This Week in New York Insider's Guide to Arts & Culture in New York City Since 2001

25Aug/14

JOURNALISTS IN FILM: THE PASSENGER

Locke (Jack Nicholson) reevaluates his life in Michelangelo Antonioni’s existential suspense thriller THE PASSENGER

ONE NITE ONLY: THE PASSENGER (Michelangelo Antonioni, 1975)
Nitehawk Cinema
136 Metropolitan Ave. between Berry St. & Wythe Ave.
Tuesday, August 26, 9:30
718-384-3980
www.nitehawkcinema.com

Nominated for the Palme d’Or in Cannes in 1975, Michelangelo Antonioni’s existential suspense thriller is a fascinating character study of a lost, lonely man. Jack Nicholson stars as Locke, a successful, well-respected journalist who is researching a story on the guerrilla movement in Chad. Life isn’t as fun and exciting as it used to be for him, as witnessed by his utter helplessness after his car gets stuck in the sand. Upon returning to his hotel room, he discovers that his neighbor, Robertson (Chuck Mulvehill), is dead — and he decides to switch places with him, to stop being Locke and instead live a completely different existence.
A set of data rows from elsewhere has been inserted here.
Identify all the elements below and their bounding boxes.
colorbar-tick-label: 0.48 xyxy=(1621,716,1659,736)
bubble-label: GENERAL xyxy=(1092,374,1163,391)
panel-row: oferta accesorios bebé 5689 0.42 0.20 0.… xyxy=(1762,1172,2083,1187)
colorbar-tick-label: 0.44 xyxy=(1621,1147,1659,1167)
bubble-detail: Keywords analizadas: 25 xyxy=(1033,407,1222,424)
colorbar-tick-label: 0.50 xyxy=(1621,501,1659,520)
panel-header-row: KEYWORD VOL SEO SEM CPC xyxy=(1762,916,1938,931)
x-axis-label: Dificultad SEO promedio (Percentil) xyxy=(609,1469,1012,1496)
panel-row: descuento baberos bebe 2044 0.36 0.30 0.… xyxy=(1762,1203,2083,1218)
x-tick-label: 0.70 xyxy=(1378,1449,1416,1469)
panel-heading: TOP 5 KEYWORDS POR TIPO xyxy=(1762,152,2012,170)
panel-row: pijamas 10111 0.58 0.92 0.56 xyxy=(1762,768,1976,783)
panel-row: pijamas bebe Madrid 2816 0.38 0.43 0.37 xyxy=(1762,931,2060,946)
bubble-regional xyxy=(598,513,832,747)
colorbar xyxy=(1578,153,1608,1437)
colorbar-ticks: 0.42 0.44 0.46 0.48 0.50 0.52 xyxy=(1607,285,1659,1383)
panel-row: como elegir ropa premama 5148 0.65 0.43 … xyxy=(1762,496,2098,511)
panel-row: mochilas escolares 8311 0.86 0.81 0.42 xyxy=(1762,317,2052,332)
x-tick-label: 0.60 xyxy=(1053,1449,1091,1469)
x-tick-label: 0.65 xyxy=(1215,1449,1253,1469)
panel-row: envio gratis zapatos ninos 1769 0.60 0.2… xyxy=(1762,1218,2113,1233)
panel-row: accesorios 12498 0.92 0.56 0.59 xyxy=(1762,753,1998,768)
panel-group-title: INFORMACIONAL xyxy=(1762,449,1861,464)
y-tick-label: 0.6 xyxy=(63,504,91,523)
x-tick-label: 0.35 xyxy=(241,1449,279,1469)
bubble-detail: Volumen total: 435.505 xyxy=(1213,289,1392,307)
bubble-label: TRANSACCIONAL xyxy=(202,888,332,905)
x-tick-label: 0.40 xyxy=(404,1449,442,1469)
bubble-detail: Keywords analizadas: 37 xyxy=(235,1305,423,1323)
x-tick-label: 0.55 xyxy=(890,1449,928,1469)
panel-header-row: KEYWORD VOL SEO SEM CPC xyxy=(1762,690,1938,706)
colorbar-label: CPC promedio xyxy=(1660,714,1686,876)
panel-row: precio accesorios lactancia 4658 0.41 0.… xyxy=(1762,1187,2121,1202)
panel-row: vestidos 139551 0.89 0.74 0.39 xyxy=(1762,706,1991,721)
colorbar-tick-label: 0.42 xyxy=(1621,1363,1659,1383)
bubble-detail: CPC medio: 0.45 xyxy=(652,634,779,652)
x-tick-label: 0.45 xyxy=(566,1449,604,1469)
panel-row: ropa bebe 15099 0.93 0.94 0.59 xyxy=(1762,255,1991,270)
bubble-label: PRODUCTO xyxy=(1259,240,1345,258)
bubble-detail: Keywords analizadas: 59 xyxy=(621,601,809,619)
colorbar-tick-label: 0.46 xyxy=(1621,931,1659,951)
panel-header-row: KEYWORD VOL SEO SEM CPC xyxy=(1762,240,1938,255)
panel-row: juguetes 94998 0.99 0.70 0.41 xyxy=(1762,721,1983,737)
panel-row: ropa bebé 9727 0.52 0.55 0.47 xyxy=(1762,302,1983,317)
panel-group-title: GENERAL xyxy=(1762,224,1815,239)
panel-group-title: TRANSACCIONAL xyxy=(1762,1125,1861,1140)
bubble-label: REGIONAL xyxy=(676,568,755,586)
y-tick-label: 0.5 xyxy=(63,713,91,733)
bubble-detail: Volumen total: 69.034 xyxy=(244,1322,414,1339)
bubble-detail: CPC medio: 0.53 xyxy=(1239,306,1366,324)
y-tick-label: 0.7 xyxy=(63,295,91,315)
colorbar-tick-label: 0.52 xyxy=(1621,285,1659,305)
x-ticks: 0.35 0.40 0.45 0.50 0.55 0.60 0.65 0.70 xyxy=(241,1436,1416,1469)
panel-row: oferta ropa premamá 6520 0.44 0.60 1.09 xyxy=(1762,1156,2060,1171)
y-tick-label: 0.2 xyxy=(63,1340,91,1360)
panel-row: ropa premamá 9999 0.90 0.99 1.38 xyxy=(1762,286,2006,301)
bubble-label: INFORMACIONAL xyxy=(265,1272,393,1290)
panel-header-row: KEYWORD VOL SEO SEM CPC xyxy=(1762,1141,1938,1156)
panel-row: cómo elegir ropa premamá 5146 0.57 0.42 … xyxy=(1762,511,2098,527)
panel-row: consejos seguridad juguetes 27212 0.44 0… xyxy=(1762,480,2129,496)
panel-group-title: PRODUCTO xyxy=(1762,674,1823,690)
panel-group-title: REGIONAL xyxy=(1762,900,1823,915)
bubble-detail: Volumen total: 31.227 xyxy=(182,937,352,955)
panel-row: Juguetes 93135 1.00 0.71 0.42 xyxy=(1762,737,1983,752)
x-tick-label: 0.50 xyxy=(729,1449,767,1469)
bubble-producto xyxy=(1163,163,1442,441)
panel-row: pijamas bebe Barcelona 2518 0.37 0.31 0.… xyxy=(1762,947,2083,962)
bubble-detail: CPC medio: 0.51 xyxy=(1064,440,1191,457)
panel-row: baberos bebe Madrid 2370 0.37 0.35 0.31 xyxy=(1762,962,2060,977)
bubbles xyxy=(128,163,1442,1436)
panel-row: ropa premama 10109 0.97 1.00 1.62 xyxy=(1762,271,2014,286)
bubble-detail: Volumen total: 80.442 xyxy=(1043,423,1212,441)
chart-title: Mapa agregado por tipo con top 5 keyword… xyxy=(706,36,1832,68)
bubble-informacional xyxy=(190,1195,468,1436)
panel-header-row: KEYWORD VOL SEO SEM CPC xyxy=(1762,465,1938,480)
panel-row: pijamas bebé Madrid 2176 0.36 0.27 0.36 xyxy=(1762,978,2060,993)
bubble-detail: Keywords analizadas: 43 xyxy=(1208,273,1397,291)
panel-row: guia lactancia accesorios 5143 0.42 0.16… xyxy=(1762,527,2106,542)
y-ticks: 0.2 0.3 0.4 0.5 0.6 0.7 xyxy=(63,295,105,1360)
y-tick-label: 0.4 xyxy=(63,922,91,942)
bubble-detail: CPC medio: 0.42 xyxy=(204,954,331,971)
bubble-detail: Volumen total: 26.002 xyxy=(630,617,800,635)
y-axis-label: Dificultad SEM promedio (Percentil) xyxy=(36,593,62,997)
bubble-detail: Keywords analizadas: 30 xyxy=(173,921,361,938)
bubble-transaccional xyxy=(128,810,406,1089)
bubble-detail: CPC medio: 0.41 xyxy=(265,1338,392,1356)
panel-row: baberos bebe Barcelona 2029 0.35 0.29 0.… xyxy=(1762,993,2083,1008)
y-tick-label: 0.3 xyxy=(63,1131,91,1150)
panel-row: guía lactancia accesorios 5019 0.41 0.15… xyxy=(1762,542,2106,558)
Even when he finds out that Robertson was involved in international espionage and gun running, Locke continues the deception, traveling dangerously through England, Germany, and Spain with a free-spirited young architecture student (Maria Schneider) while his wife (Jenny Runacre) and business associate (Ian Hendry) — and the police — try to find him. The Passenger is marvelously slow-paced, never in a hurry to make no point about just what the point of it all is. Nicholson glides through the film with an unease that is as unnerving as it is intoxicating as he struggles to find his way in life, a cinematic representative of something that is within each of us. The Passenger is screening in 35mm August 26 at 9:30 (followed by complementary Prym Rum drinks) as part of Nitehawk Cinema’s “One Nite Only” series and “Journalists in Film,” a collaboration with Vice News that continues September 30 with Billy Wilder’s Ace in the Hole and October 28 with Alan J. Pakula’s All the President’s Men.